Estimating Coefficients a and b
From your data, compute c_n / n² for insertion sort to estimate a, and c_n / (n log₂ n) for merge sort to estimate b. Tabulate these values to see if they remain roughly constant. For example, if insertion sort on a random list of n=1000 yields 500,000 comparisons, then a ≈ 500,000 / 1,000,000 = 0.5. Similarly, if merge sort yields 10,000 comparisons, then b ≈ 10,000 / (1000 * log₂(1000)) ≈ 10,000 / (1000 * 9.97) ≈ 1.003.
Commenting on Results
Your commentary should address:
- Theoretical vs empirical: How well do your results match the expected O(n²) and O(n log n)? Discuss any discrepancies.

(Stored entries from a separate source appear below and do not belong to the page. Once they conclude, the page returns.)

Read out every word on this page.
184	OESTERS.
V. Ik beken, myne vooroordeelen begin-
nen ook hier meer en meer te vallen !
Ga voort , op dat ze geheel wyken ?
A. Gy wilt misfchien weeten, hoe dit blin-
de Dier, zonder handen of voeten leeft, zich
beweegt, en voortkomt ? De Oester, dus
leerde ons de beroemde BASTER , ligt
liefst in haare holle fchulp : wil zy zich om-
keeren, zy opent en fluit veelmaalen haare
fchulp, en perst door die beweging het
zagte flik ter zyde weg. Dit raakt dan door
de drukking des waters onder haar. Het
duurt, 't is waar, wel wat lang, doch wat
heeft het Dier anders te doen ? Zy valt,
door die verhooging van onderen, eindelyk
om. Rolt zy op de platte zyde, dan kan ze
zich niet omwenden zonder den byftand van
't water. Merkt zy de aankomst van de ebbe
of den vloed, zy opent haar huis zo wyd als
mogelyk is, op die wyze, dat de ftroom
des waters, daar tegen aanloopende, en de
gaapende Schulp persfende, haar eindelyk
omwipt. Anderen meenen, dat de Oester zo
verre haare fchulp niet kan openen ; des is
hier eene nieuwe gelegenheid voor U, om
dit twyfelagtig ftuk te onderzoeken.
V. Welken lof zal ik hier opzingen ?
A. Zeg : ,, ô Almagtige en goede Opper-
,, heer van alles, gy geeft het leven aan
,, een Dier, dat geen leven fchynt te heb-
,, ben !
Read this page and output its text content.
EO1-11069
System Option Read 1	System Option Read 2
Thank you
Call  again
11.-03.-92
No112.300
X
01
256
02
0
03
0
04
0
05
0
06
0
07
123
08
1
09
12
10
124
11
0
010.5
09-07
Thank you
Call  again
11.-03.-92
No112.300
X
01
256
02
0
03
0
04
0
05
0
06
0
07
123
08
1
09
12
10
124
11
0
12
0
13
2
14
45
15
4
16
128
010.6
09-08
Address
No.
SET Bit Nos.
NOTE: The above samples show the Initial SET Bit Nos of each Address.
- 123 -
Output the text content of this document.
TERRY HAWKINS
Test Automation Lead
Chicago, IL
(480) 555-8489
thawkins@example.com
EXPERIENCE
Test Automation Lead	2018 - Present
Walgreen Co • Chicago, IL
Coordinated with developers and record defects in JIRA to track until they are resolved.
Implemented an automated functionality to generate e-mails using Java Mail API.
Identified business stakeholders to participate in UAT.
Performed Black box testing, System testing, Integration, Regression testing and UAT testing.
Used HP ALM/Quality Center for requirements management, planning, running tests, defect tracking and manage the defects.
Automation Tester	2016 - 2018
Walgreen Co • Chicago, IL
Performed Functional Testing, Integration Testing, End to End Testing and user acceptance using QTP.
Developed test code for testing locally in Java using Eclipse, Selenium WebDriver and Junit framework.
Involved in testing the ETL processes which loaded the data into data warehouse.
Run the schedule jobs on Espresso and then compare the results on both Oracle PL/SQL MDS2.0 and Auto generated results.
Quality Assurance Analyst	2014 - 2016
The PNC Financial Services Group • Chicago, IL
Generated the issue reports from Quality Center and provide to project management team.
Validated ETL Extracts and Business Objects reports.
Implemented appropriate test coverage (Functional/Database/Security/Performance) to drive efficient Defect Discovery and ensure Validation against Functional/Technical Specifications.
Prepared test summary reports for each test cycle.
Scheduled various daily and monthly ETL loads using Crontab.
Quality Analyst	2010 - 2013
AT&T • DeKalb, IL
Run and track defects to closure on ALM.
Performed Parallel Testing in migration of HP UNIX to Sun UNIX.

- Best and worst cases: For insertion sort, the best case (already sorted) should yield O(n) comparisons, while worst case (reverse sorted) yields O(n²). For merge sort, all cases are O(n log n). Does your data support this?
- Choice of complexity measure: We used comparison count. How does this relate to actual runtime? In practice, other operations (e.g., list insertions) may affect performance.
- Lessons learned: This exercise reinforces why algorithm selection matters. In 2026, with data sizes exploding, choosing the right sorting algorithm can mean the difference between a responsive app and a laggy one. For example, AI recommendation systems rely on efficient sorting to deliver personalized content instantly.
Conclusion
By implementing insertion sort and merge sort and counting comparisons, you gain a concrete understanding of algorithmic complexity. This hands-on approach prepares you for real-world optimization challenges—whether you're building the next viral app or analyzing financial data. Remember, the best algorithm depends on the context: insertion sort shines on nearly sorted data, while merge sort provides consistent performance for large datasets. Happy coding!